Mahasiswa pascasarjana Cornell, Momodou Taal, secara sukarela meninggalkan Amerika Serikat setelah menghadapi ancaman deportasi administrasi Trump karena partisipasi mereka dalam protes pro-Palestina di kampus tersebut.
Taal, warga negara bersama Inggris dan Gambia, mengumumkan keputusannya untuk meninggalkan Amerika Serikat di platform media sosial X, menjelaskan bahwa ia telah kehilangan kepercayaan pada sistem hukum dan takut akan keselamatannya jika ia tetap.
“Hari ini saya membuat keputusan untuk membiarkan Amerika Serikat bebas dan dengan kepala saya,” tulis Taal. “Mengingat apa yang telah kita lihat di Amerika Serikat, saya telah kehilangan keyakinan bahwa keputusan pengadilan yang menguntungkan akan menjamin keamanan pribadi saya dan kemampuan mereka untuk mengungkapkan keyakinan saya. Saya telah kehilangan kepercayaan. Saya bisa berjalan di jalanan tanpa diculik. Menimbang opsi -opsi ini, saya membuat keputusan untuk pergi dengan istilah saya sendiri.”
Taal telah menggugat pemerintahan Trump dalam upaya untuk memblokir perintah eksekutif yang bertujuan mendeportasi para siswa yang terlibat dalam protes terkait dengan konflik Israel-Gaza.
Tuntutannya, diajukan pada 15 Maret, berpendapat bahwa perintah deportasi melanggar hak mereka atas Amandemen Pertama dan Kelima.
Namun, Hakim Distrik Amerika Elizabeth Coombe, dari Distrik Utara New York, menolak permohonan perintah pengadilannya, yang menyatakan bahwa pengadilan tidak memiliki yurisdiksi pada kasus tersebut.
Menanggapi keputusan pengadilan, Taal menarik gugatannya dan mengumumkan kepergiannya secara sukarela.
Deportasi Taal muncul dari partisipasinya dalam protes pro-Palestina di Universitas Cornell pada tahun 2023, di mana ia menyatakan solidaritas dengan kelompok-kelompok perlawanan Palestina.
Cornell sementara ditangguhkan dan diizinkan untuk melanjutkan studinya dari jarak jauh saat visanya sedang ditinjau.
Posisi agresif administrasi Trump dalam mendeportasi siswa internasional yang terlibat dalam protes terhadap Israel telah mengakibatkan pencabutan lebih dari 100 visa mahasiswa, menurut pernyataan oleh para pejabat.
Kasus Taal adalah salah satu yang paling menonjol, dengan pertempuran hukumnya meminta perhatian pada penindasan yang lebih luas terhadap kegiatan kebebasan berekspresi dan protes di universitas -universitas Amerika.
Sekretaris Negara, Marco Rubio, telah secara terbuka menyatakan bahwa undang -undang imigrasi dan kebangsaan memungkinkan deportasi non -warga yang dianggap merugikan kebijakan luar negeri atau kepentingan keamanan nasional Amerika Serikat.
Dalam pernyataannya, Taal menekankan biaya hidup pribadi di bawah ancaman deportasi. “Saya kehilangan kepercayaan, saya bisa berjalan di jalanan tanpa diculik,” tulisnya.
Kepergian Taal mencerminkan bahwa siswa lain yang diserang oleh administrasi Trump.
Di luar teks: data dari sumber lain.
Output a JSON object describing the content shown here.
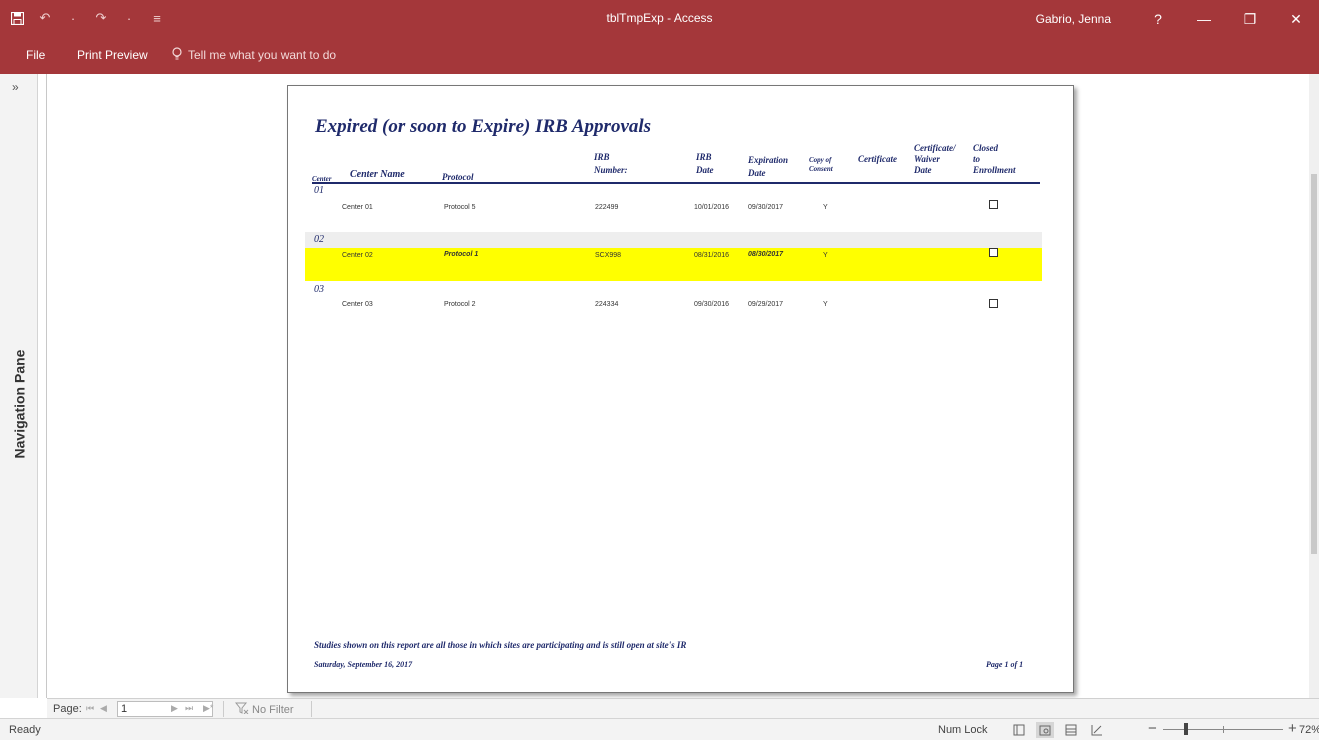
{
  "window": {
    "title": "tblTmpExp  -  Access",
    "user": "Gabrio, Jenna",
    "help": "?",
    "minimize": "—",
    "restore": "❐",
    "close": "✕"
  },
  "qat": {
    "undo": "↶",
    "undo_menu": "·",
    "redo": "↷",
    "redo_menu": "·",
    "customize": "≡"
  },
  "ribbon": {
    "tab_file": "File",
    "tab_print_preview": "Print Preview",
    "tell_me": "Tell me what you want to do"
  },
  "nav_pane": {
    "toggle": "»",
    "label": "Navigation Pane"
  },
  "report": {
    "title": "Expired (or soon to Expire) IRB Approvals",
    "headers": {
      "center": "Center",
      "center_name": "Center Name",
      "protocol": "Protocol",
      "irb_number_1": "IRB",
      "irb_number_2": "Number:",
      "irb_date_1": "IRB",
      "irb_date_2": "Date",
      "expiration_1": "Expiration",
      "expiration_2": "Date",
      "copy_1": "Copy of",
      "copy_2": "Consent",
      "certificate": "Certificate",
      "cw_1": "Certificate/",
      "cw_2": "Waiver",
      "cw_3": "Date",
      "closed_1": "Closed",
      "closed_2": "to",
      "closed_3": "Enrollment"
    },
    "groups": [
      {
        "center": "01",
        "center_name": "Center 01",
        "protocol": "Protocol 5",
        "irb_number": "222499",
        "irb_date": "10/01/2016",
        "expiration_date": "09/30/2017",
        "copy_of_consent": "Y",
        "closed_to_enrollment": false
      },
      {
        "center": "02",
        "center_name": "Center 02",
        "protocol": "Protocol 1",
        "irb_number": "SCX998",
        "irb_date": "08/31/2016",
        "expiration_date": "08/30/2017",
        "copy_of_consent": "Y",
        "closed_to_enrollment": false
      },
      {
        "center": "03",
        "center_name": "Center 03",
        "protocol": "Protocol 2",
        "irb_number": "224334",
        "irb_date": "09/30/2016",
        "expiration_date": "09/29/2017",
        "copy_of_consent": "Y",
        "closed_to_enrollment": false
      }
    ],
    "highlight_color": "#ffff00",
    "footer_note": "Studies shown on this report are all those in which sites are participating and is still open at site's IR",
    "footer_date": "Saturday, September 16, 2017",
    "footer_page": "Page 1 of 1"
  },
  "record_nav": {
    "label": "Page:",
    "first": "⏮",
    "prev": "◀",
    "value": "1",
    "next": "▶",
    "last": "⏭",
    "new": "▶*",
    "filter": "No Filter"
  },
  "status": {
    "ready": "Ready",
    "num_lock": "Num Lock",
    "zoom_minus": "−",
    "zoom_plus": "+",
    "zoom": "72%"
  },
  "colors": {
    "titlebar": "#a4373a",
    "report_text": "#1f2a6b"
  }
}
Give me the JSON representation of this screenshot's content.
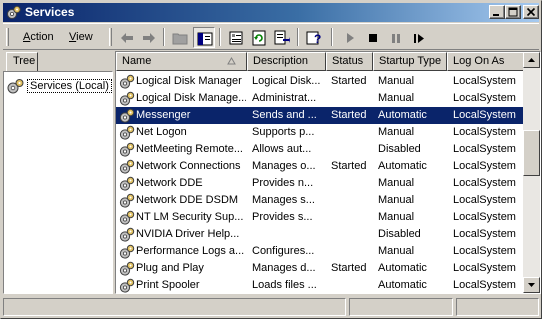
{
  "window": {
    "title": "Services",
    "title_icon": "services-gear-icon",
    "caption_buttons": [
      "minimize",
      "maximize",
      "close"
    ]
  },
  "menu": {
    "action": "Action",
    "action_accel": "A",
    "view": "View",
    "view_accel": "V"
  },
  "toolbar": {
    "buttons": [
      "back",
      "forward",
      "up-folder",
      "show-hide-console-tree",
      "properties",
      "refresh",
      "export-list",
      "help",
      "start-service",
      "stop-service",
      "pause-service",
      "restart-service"
    ]
  },
  "tree": {
    "tab_label": "Tree",
    "root_label": "Services (Local)"
  },
  "list": {
    "columns": [
      "Name",
      "Description",
      "Status",
      "Startup Type",
      "Log On As"
    ],
    "sorted_column": "Name",
    "rows": [
      {
        "name": "Logical Disk Manager",
        "description": "Logical Disk...",
        "status": "Started",
        "startup": "Manual",
        "logon": "LocalSystem",
        "selected": false
      },
      {
        "name": "Logical Disk Manage...",
        "description": "Administrat...",
        "status": "",
        "startup": "Manual",
        "logon": "LocalSystem",
        "selected": false
      },
      {
        "name": "Messenger",
        "description": "Sends and ...",
        "status": "Started",
        "startup": "Automatic",
        "logon": "LocalSystem",
        "selected": true
      },
      {
        "name": "Net Logon",
        "description": "Supports p...",
        "status": "",
        "startup": "Manual",
        "logon": "LocalSystem",
        "selected": false
      },
      {
        "name": "NetMeeting Remote...",
        "description": "Allows aut...",
        "status": "",
        "startup": "Disabled",
        "logon": "LocalSystem",
        "selected": false
      },
      {
        "name": "Network Connections",
        "description": "Manages o...",
        "status": "Started",
        "startup": "Automatic",
        "logon": "LocalSystem",
        "selected": false
      },
      {
        "name": "Network DDE",
        "description": "Provides n...",
        "status": "",
        "startup": "Manual",
        "logon": "LocalSystem",
        "selected": false
      },
      {
        "name": "Network DDE DSDM",
        "description": "Manages s...",
        "status": "",
        "startup": "Manual",
        "logon": "LocalSystem",
        "selected": false
      },
      {
        "name": "NT LM Security Sup...",
        "description": "Provides s...",
        "status": "",
        "startup": "Manual",
        "logon": "LocalSystem",
        "selected": false
      },
      {
        "name": "NVIDIA Driver Help...",
        "description": "",
        "status": "",
        "startup": "Disabled",
        "logon": "LocalSystem",
        "selected": false
      },
      {
        "name": "Performance Logs a...",
        "description": "Configures...",
        "status": "",
        "startup": "Manual",
        "logon": "LocalSystem",
        "selected": false
      },
      {
        "name": "Plug and Play",
        "description": "Manages d...",
        "status": "Started",
        "startup": "Automatic",
        "logon": "LocalSystem",
        "selected": false
      },
      {
        "name": "Print Spooler",
        "description": "Loads files ...",
        "status": "",
        "startup": "Automatic",
        "logon": "LocalSystem",
        "selected": false
      }
    ]
  },
  "colors": {
    "title_active_start": "#0a246a",
    "title_active_end": "#a6caf0",
    "selection": "#0a246a",
    "face": "#d4d0c8"
  }
}
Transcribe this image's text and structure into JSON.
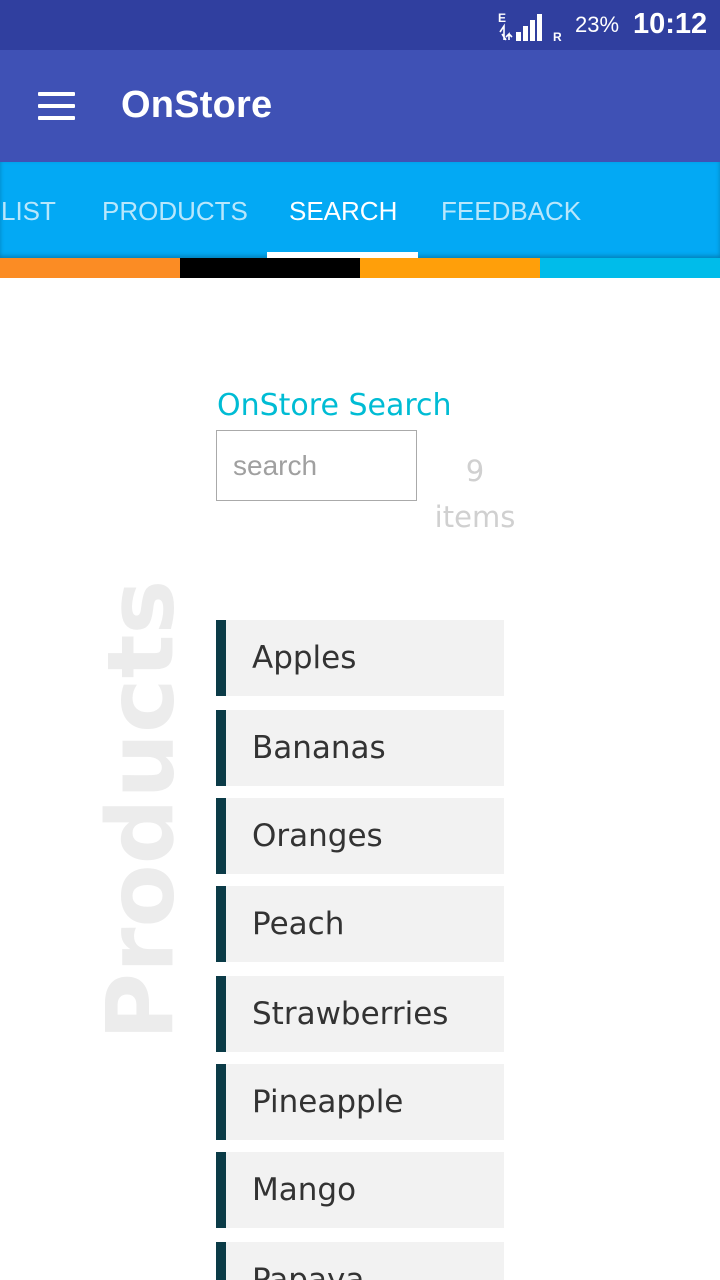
{
  "status_bar": {
    "network": "E",
    "roaming": "R",
    "battery": "23%",
    "time": "10:12"
  },
  "app_bar": {
    "title": "OnStore",
    "menu_icon": "hamburger-menu-icon"
  },
  "tabs": [
    {
      "label": "LIST",
      "active": false
    },
    {
      "label": "PRODUCTS",
      "active": false
    },
    {
      "label": "SEARCH",
      "active": true
    },
    {
      "label": "FEEDBACK",
      "active": false
    }
  ],
  "color_strip": [
    "#fb8c24",
    "#000000",
    "#ff9f0a",
    "#00bcea"
  ],
  "search": {
    "heading": "OnStore Search",
    "placeholder": "search",
    "value": "",
    "count_number": "9",
    "count_label": "items"
  },
  "products_section": {
    "label": "Products",
    "items": [
      "Apples",
      "Bananas",
      "Oranges",
      "Peach",
      "Strawberries",
      "Pineapple",
      "Mango",
      "Papaya"
    ]
  },
  "colors": {
    "status_bar": "#303f9f",
    "app_bar": "#3f51b5",
    "tab_bar": "#03a9f4",
    "accent": "#00bcd4",
    "item_border": "#0b3b47"
  }
}
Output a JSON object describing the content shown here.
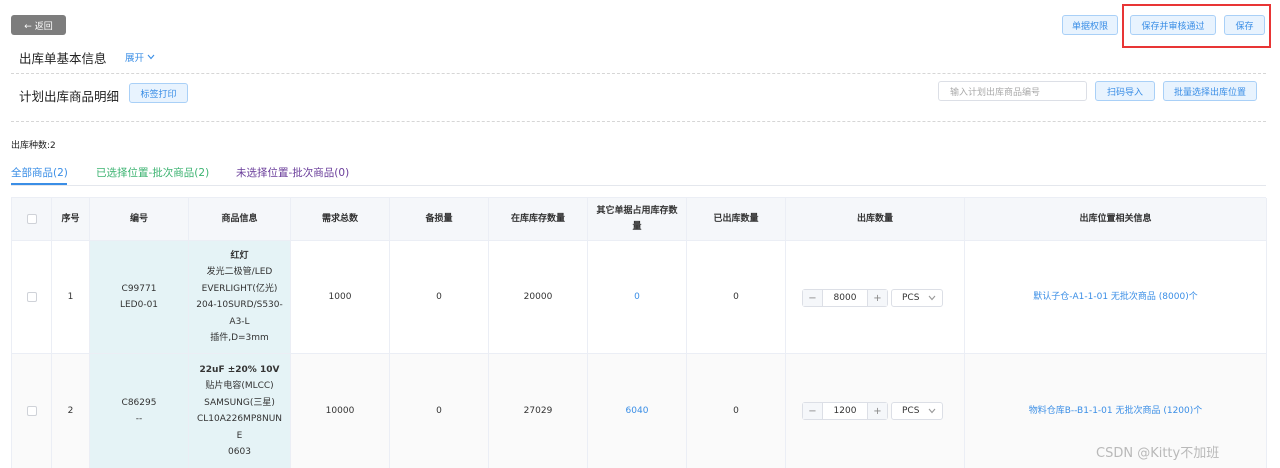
{
  "toolbar": {
    "back_label": "← 返回",
    "permission_label": "单据权限",
    "save_approve_label": "保存并审核通过",
    "save_label": "保存"
  },
  "basic_info": {
    "title": "出库单基本信息",
    "expand_label": "展开"
  },
  "plan": {
    "title": "计划出库商品明细",
    "print_label": "标签打印",
    "search_placeholder": "输入计划出库商品编号",
    "scan_import_label": "扫码导入",
    "batch_select_label": "批量选择出库位置"
  },
  "summary": {
    "kinds_text": "出库种数:2"
  },
  "tabs": [
    {
      "label": "全部商品(2)",
      "color": "#3a8ee6"
    },
    {
      "label": "已选择位置-批次商品(2)",
      "color": "#3cb371"
    },
    {
      "label": "未选择位置-批次商品(0)",
      "color": "#6a3d9a"
    }
  ],
  "table": {
    "headers": {
      "index": "序号",
      "code": "编号",
      "product": "商品信息",
      "demand_total": "需求总数",
      "damaged": "备损量",
      "in_stock": "在库库存数量",
      "other_occupied_1": "其它单据占用库存数",
      "other_occupied_2": "量",
      "shipped": "已出库数量",
      "out_qty": "出库数量",
      "location": "出库位置相关信息"
    },
    "rows": [
      {
        "index": "1",
        "code_1": "C99771",
        "code_2": "LED0-01",
        "product_lines": [
          "红灯",
          "发光二极管/LED",
          "EVERLIGHT(亿光)",
          "204-10SURD/S530-",
          "A3-L",
          "插件,D=3mm"
        ],
        "demand_total": "1000",
        "damaged": "0",
        "in_stock": "20000",
        "other_occupied": "0",
        "shipped": "0",
        "out_qty": "8000",
        "unit": "PCS",
        "location": "默认子仓-A1-1-01 无批次商品 (8000)个"
      },
      {
        "index": "2",
        "code_1": "C86295",
        "code_2": "--",
        "product_lines": [
          "22uF ±20% 10V",
          "贴片电容(MLCC)",
          "SAMSUNG(三星)",
          "CL10A226MP8NUN",
          "E",
          "0603"
        ],
        "demand_total": "10000",
        "damaged": "0",
        "in_stock": "27029",
        "other_occupied": "6040",
        "shipped": "0",
        "out_qty": "1200",
        "unit": "PCS",
        "location": "物料仓库B--B1-1-01 无批次商品 (1200)个"
      }
    ]
  },
  "stepper": {
    "minus": "−",
    "plus": "+"
  },
  "watermark": "CSDN @Kitty不加班"
}
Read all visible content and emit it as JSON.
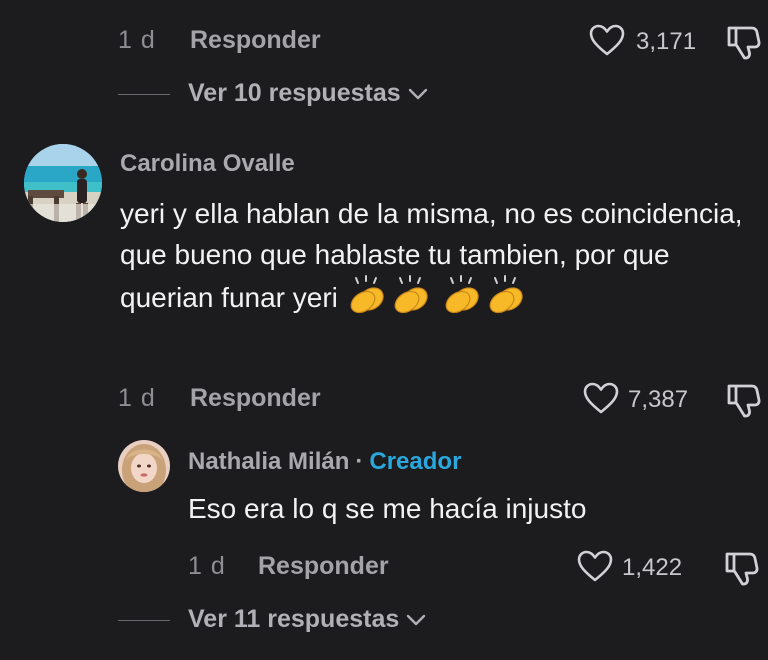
{
  "top_actions": {
    "time": "1 d",
    "reply_label": "Responder",
    "like_count": "3,171"
  },
  "view_replies_1": {
    "label": "Ver 10 respuestas"
  },
  "comment": {
    "username": "Carolina Ovalle",
    "text": "yeri y ella hablan de la misma, no es coincidencia, que bueno que hablaste tu tambien, por que querian funar yeri",
    "time": "1 d",
    "reply_label": "Responder",
    "like_count": "7,387"
  },
  "reply": {
    "username": "Nathalia Milán",
    "separator": "·",
    "badge": "Creador",
    "text": "Eso era lo q se me hacía injusto",
    "time": "1 d",
    "reply_label": "Responder",
    "like_count": "1,422"
  },
  "view_replies_2": {
    "label": "Ver 11 respuestas"
  },
  "icons": {
    "like": "heart-outline-icon",
    "dislike": "thumbs-down-icon",
    "expand": "chevron-down-icon",
    "emoji": "clapping-hands-emoji"
  },
  "colors": {
    "background": "#1c1c1e",
    "creator_badge": "#2aa7dd",
    "muted_text": "#8e8e93"
  }
}
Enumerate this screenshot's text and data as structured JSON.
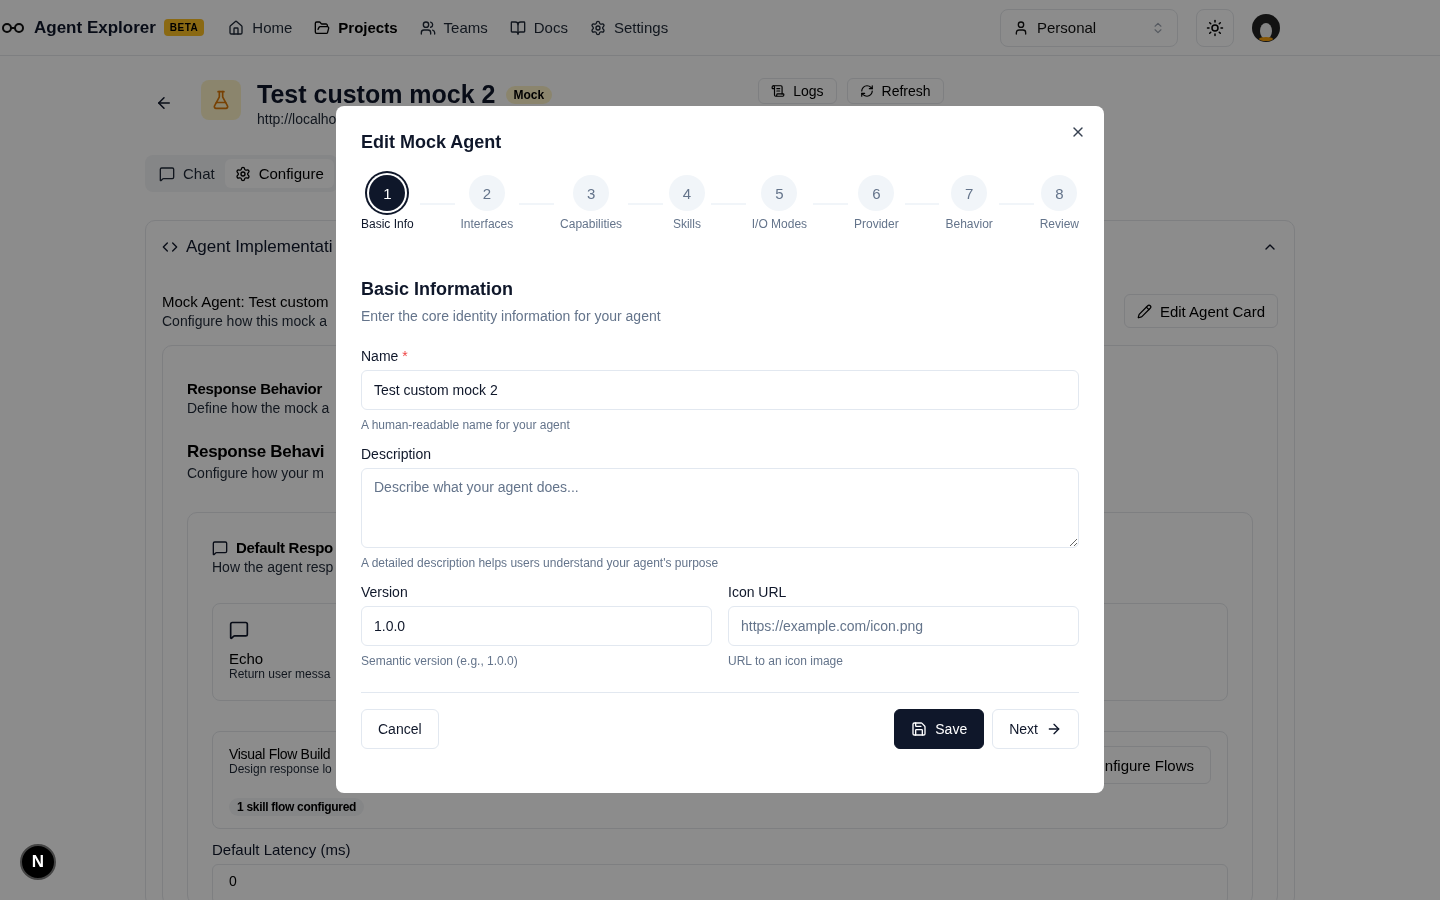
{
  "nav": {
    "brand": "Agent Explorer",
    "badge": "BETA",
    "items": [
      {
        "label": "Home",
        "selected": false
      },
      {
        "label": "Projects",
        "selected": true
      },
      {
        "label": "Teams",
        "selected": false
      },
      {
        "label": "Docs",
        "selected": false
      },
      {
        "label": "Settings",
        "selected": false
      }
    ],
    "workspace": "Personal"
  },
  "agent": {
    "title": "Test custom mock 2",
    "badge": "Mock",
    "url": "http://localho",
    "actions": [
      "Logs",
      "Refresh"
    ]
  },
  "tabs": [
    {
      "label": "Chat",
      "selected": false
    },
    {
      "label": "Configure",
      "selected": true
    }
  ],
  "implementation": {
    "title": "Agent Implementati",
    "expanded": true,
    "heading": "Mock Agent: Test custom",
    "subheading": "Configure how this mock a",
    "edit_button": "Edit Agent Card",
    "behavior": {
      "title": "Response Behavior",
      "subtitle": "Define how the mock a",
      "heading": "Response Behavi",
      "description": "Configure how your m",
      "default_response": {
        "title": "Default Respo",
        "subtitle": "How the agent resp",
        "option": {
          "title": "Echo",
          "description": "Return user messa"
        }
      },
      "flow": {
        "title": "Visual Flow Build",
        "description": "Design response lo",
        "badge": "1 skill flow configured",
        "button": "nfigure Flows"
      },
      "latency": {
        "label": "Default Latency (ms)",
        "value": "0"
      }
    }
  },
  "dev_badge": "N",
  "modal": {
    "title": "Edit Mock Agent",
    "steps": [
      {
        "number": "1",
        "label": "Basic Info",
        "selected": true
      },
      {
        "number": "2",
        "label": "Interfaces",
        "selected": false
      },
      {
        "number": "3",
        "label": "Capabilities",
        "selected": false
      },
      {
        "number": "4",
        "label": "Skills",
        "selected": false
      },
      {
        "number": "5",
        "label": "I/O Modes",
        "selected": false
      },
      {
        "number": "6",
        "label": "Provider",
        "selected": false
      },
      {
        "number": "7",
        "label": "Behavior",
        "selected": false
      },
      {
        "number": "8",
        "label": "Review",
        "selected": false
      }
    ],
    "section_title": "Basic Information",
    "section_subtitle": "Enter the core identity information for your agent",
    "name": {
      "label": "Name",
      "required_mark": "*",
      "value": "Test custom mock 2",
      "help": "A human-readable name for your agent"
    },
    "description": {
      "label": "Description",
      "placeholder": "Describe what your agent does...",
      "help": "A detailed description helps users understand your agent's purpose"
    },
    "version": {
      "label": "Version",
      "value": "1.0.0",
      "help": "Semantic version (e.g., 1.0.0)"
    },
    "icon_url": {
      "label": "Icon URL",
      "placeholder": "https://example.com/icon.png",
      "help": "URL to an icon image"
    },
    "buttons": {
      "cancel": "Cancel",
      "save": "Save",
      "next": "Next"
    }
  }
}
Sarjana India Ranjani Srinivasan, yang juga menghadapi deportasi pada kegiatan protes, memilih untuk meninggalkan Amerika Serikat karena alasan yang sama.
Upaya administrasi Trump untuk memerangi apa yang dijelaskan dalam anti -Semitisme di kampus AS. Mereka telah menghasilkan serangkaian deportasi yang kontroversial dan tantangan hukum.
Para kritikus berpendapat bahwa tindakan administrasi melanggar hak -hak mendasar atas kebebasan berekspresi dan protes, sementara para pendukung berpendapat bahwa langkah -langkah diperlukan untuk melindungi keamanan nasional dan mendukung tujuan kebijakan luar negeri.